25 personnes dans une même entreprise se sont levées un matin, vidés, épuisés, désespérés, et son allés au travail comme on va à l’échafaud. Sans espoir, sans recul sans savoir vers qui se tourner parce qu’elles vivent dans un monde ou on n’a pas le droit d’échouer.

 

25 personnes se sont données la mort dans une même entreprise, parce que tout là haut très loin de nous pauvres mortels vivent des dieux qui décident du sort du monde comme si ce monde leur appartenait et que dans leur grande partie de Monopoly géante, nous ne sommes que des pions.

 

25 familles, amis, parents, enfants ce sont réveillées elles aussi. Tous ces gens qui ne compte pas et sont des freins à la productivité de l’entreprise se retrouvent seuls et se demandent ce qu’ils n’ont pas vus, ce qu’ils auraient pu faire. Comment auraient ils pu deviner.

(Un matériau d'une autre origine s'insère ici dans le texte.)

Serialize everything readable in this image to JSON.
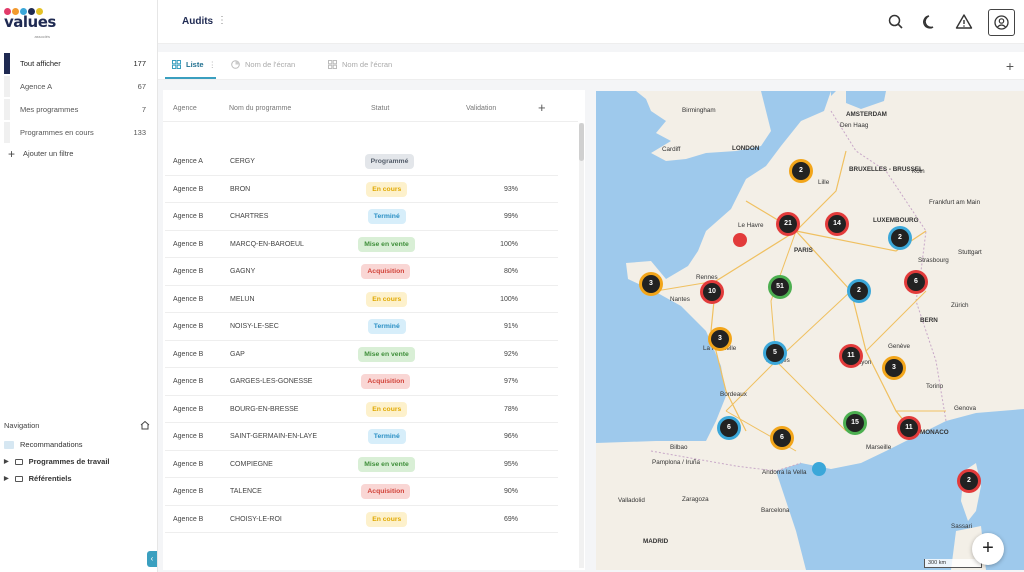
{
  "logo": {
    "text": "values",
    "sub": "associés",
    "dot_colors": [
      "#e23b6a",
      "#f29a2e",
      "#3ba7d9",
      "#1f2a52",
      "#e4c227"
    ]
  },
  "sidebar": {
    "filters": [
      {
        "label": "Tout afficher",
        "count": "177"
      },
      {
        "label": "Agence A",
        "count": "67"
      },
      {
        "label": "Mes programmes",
        "count": "7"
      },
      {
        "label": "Programmes en cours",
        "count": "133"
      }
    ],
    "add_filter": "Ajouter un filtre",
    "navigation": {
      "title": "Navigation",
      "items": [
        "Recommandations",
        "Programmes de travail",
        "Référentiels"
      ]
    }
  },
  "header": {
    "title": "Audits"
  },
  "tabs": [
    "Liste",
    "Nom de l'écran",
    "Nom de l'écran"
  ],
  "table": {
    "columns": [
      "Agence",
      "Nom du programme",
      "Statut",
      "Validation"
    ],
    "rows": [
      {
        "agence": "Agence A",
        "programme": "CERGY",
        "statut": "Programmé",
        "validation": ""
      },
      {
        "agence": "Agence B",
        "programme": "BRON",
        "statut": "En cours",
        "validation": "93%"
      },
      {
        "agence": "Agence B",
        "programme": "CHARTRES",
        "statut": "Terminé",
        "validation": "99%"
      },
      {
        "agence": "Agence B",
        "programme": "MARCQ-EN-BAROEUL",
        "statut": "Mise en vente",
        "validation": "100%"
      },
      {
        "agence": "Agence B",
        "programme": "GAGNY",
        "statut": "Acquisition",
        "validation": "80%"
      },
      {
        "agence": "Agence B",
        "programme": "MELUN",
        "statut": "En cours",
        "validation": "100%"
      },
      {
        "agence": "Agence B",
        "programme": "NOISY-LE-SEC",
        "statut": "Terminé",
        "validation": "91%"
      },
      {
        "agence": "Agence B",
        "programme": "GAP",
        "statut": "Mise en vente",
        "validation": "92%"
      },
      {
        "agence": "Agence B",
        "programme": "GARGES-LES-GONESSE",
        "statut": "Acquisition",
        "validation": "97%"
      },
      {
        "agence": "Agence B",
        "programme": "BOURG-EN-BRESSE",
        "statut": "En cours",
        "validation": "78%"
      },
      {
        "agence": "Agence B",
        "programme": "SAINT-GERMAIN-EN-LAYE",
        "statut": "Terminé",
        "validation": "96%"
      },
      {
        "agence": "Agence B",
        "programme": "COMPIEGNE",
        "statut": "Mise en vente",
        "validation": "95%"
      },
      {
        "agence": "Agence B",
        "programme": "TALENCE",
        "statut": "Acquisition",
        "validation": "90%"
      },
      {
        "agence": "Agence B",
        "programme": "CHOISY-LE-ROI",
        "statut": "En cours",
        "validation": "69%"
      }
    ]
  },
  "status_colors": {
    "Programmé": {
      "bg": "#e3e6ea",
      "fg": "#555e6b"
    },
    "En cours": {
      "bg": "#fdf1cc",
      "fg": "#e0a800"
    },
    "Terminé": {
      "bg": "#d7eefa",
      "fg": "#2a8fc4"
    },
    "Mise en vente": {
      "bg": "#d9efd6",
      "fg": "#3f8f3a"
    },
    "Acquisition": {
      "bg": "#f9d6d4",
      "fg": "#d2433a"
    }
  },
  "map": {
    "labels": [
      "Birmingham",
      "AMSTERDAM",
      "Den Haag",
      "Cardiff",
      "LONDON",
      "BRUXELLES - BRUSSEL",
      "Lille",
      "Köln",
      "Frankfurt am Main",
      "LUXEMBOURG",
      "Le Havre",
      "Stuttgart",
      "Strasbourg",
      "Rennes",
      "PARIS",
      "Zürich",
      "BERN",
      "Nantes",
      "La Rochelle",
      "Limoges",
      "Lyon",
      "Genève",
      "Torino",
      "Genova",
      "Bordeaux",
      "MONACO",
      "Marseille",
      "Bilbao",
      "Pamplona / Iruña",
      "Andorra la Vella",
      "Valladolid",
      "Zaragoza",
      "Barcelona",
      "MADRID",
      "Sassari"
    ],
    "clusters": [
      {
        "count": "2",
        "ring": "#f2a51a"
      },
      {
        "count": "21",
        "ring": "#e23b3b"
      },
      {
        "count": "14",
        "ring": "#e23b3b"
      },
      {
        "count": "2",
        "ring": "#3ba7d9"
      },
      {
        "count": "3",
        "ring": "#f2a51a"
      },
      {
        "count": "10",
        "ring": "#e23b3b"
      },
      {
        "count": "51",
        "ring": "#4caf50"
      },
      {
        "count": "2",
        "ring": "#3ba7d9"
      },
      {
        "count": "6",
        "ring": "#e23b3b"
      },
      {
        "count": "3",
        "ring": "#f2a51a"
      },
      {
        "count": "5",
        "ring": "#3ba7d9"
      },
      {
        "count": "11",
        "ring": "#e23b3b"
      },
      {
        "count": "3",
        "ring": "#f2a51a"
      },
      {
        "count": "6",
        "ring": "#3ba7d9"
      },
      {
        "count": "6",
        "ring": "#f2a51a"
      },
      {
        "count": "15",
        "ring": "#4caf50"
      },
      {
        "count": "11",
        "ring": "#e23b3b"
      },
      {
        "count": "2",
        "ring": "#e23b3b"
      }
    ],
    "pin_colors": [
      "#e23b3b",
      "#3ba7d9"
    ],
    "scale": "300 km"
  }
}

Quoi de plus absurde que de mourir pour un travail ?

 

Pendant ce temps là, des grosses  légumes s’agitent et créent des cellules qui vont-elles même créer des « process » qui ne seront que des pansements sur la plaie béante d’un monde qui marche sur la tête.

 

Je ne sais pas pourquoi ce matin j’ai réagis plus que les autres matins. Comme si 25 étaient mon seuil de tolérance. Ce matin j’ai pleuré pour le 25ème.

Et je bosse même pas à France télécom.

Publié dans juste pour dire ..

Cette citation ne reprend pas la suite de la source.